What’s so funny ’bout peace, love and Kyrgyzstanding: In ancient times, Turkish-descended nomads settled in the Tien Shan mountains of Central Asia. Their descendents formed the Kyrgyz culture, which existed for centuries until a flood of Russian colonists in the early 1900s disrupted their pastoral nomadic way of life. The Kyrgyz tried to revolt in 1916 but failed. Kyrgyzstan became part of the Soviet Union where it remained until it declared its independence in 1991.
That’s just a little bit of background on your sister nation. Yes, that’s right, Montana and Kyrgyzstan are siblings, joined in the bonds of international unity and cooperation under the auspices of the NATO Partnership for Peace program. At the end of May the program had a major event in Kyrgyzstan’s capital, Bishkek, attended by nearly 20 Montanans.
While Arizona gets to hang out with Kazakhstan and Nevada chills with Turkmenistan, Montana was a natural match for Kyrgyzstan, a nation of nearly 5 million people about the size of Nebraska. Kyrgyzstan is a rugged nation covered in mountains, which faces many of the same emergency management issues as Montana.
“Everything is in the valleys, just like here in western Montana,” says Bill Thomas, a Missoula-based official in the state Disaster and Emergency Services administration who went on the trip. “So they have the same kind of threats that we do, except we have the infrastructure to respond and they have absolutely nothing.”
The infrastructure has gotten slightly better over time, says Chief Warrant Officer Ric Bridwell of the Montana National Guard.
“It’s been a real experience just to see how they progress each time you go over,” says Bridwell, who has been to Kyrgyzstan nine times in the last three years. “The roads are better and the buildings are newer.”
The NATO program was designed to foster military cooperation and the spread of democratic government, Bridwell says. The work between Montana’s National Guard and Kyrgyzstani agencies has focused on demonstrating how military prowess can be used to help civil authorities in the event of emergencies, Bridwell says.
In addition to National Guard representatives and emergency services officials, some other civilians went on the trip, including a Blaine County commissioner and a Red Cross representative. Civilian doctors, nurses, and emergency response professionals routinely go on exchange trips, Bridwell says, and Kyrgyzstanis in similar jobs have come to Montana on a regular basis.
“The people over there are absolutely amazing, they’re very open and receptive and warm and just delightful,” Thomas says. He remembers the last time he was in Kyrgyzstan when he and some other Americans were “ambushed” by a group of friendly Kyrgyzstani legislators at an event.

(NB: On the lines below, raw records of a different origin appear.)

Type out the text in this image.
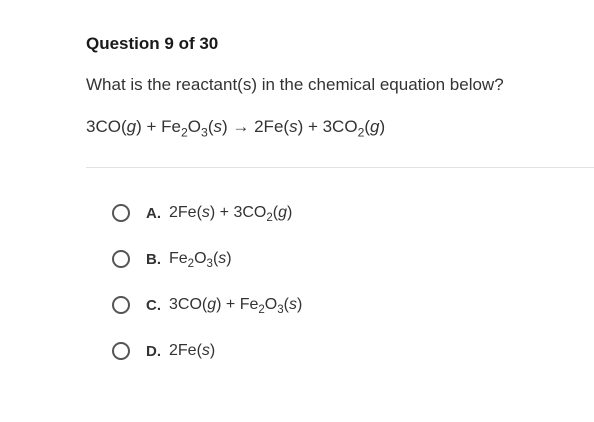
Question 9 of 30
What is the reactant(s) in the chemical equation below?
$3CO(g) + Fe_2O_3(s) \to 2Fe(s) + 3CO_2(g)$
A. $2Fe(s) + 3CO_2(g)$
B. $Fe_2O_3(s)$
C. $3CO(g) + Fe_2O_3(s)$
D. 2Fe(s)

“They wanted to talk to some Americans,” Thomas says. “We had some vodka toasts to each others’ futures and health and peace and all that business. One of them told us that when he was growing up he was taught to fear Americans and was never sure he wanted to meet any Americans, but we just had such a delightful time there.
There were hugs all around and it was just a marvelous experience.”
Thomas also gives high marks to the cuisine in Kyrgyzstan.
“They have absolutely the best tomatoes in the entire world, I’m convinced,” he says. “They eat a lot of lamb, a lot of salads. And horses, by the way, you eat horsemeat. Of course they have a rich tradition of horsemanship and breeding and so forth, being related to the Mongols and the Cossacks.”
Did Thomas indulge in the horsemeat?
“Everything,” he says. “I tried everything. It was great.”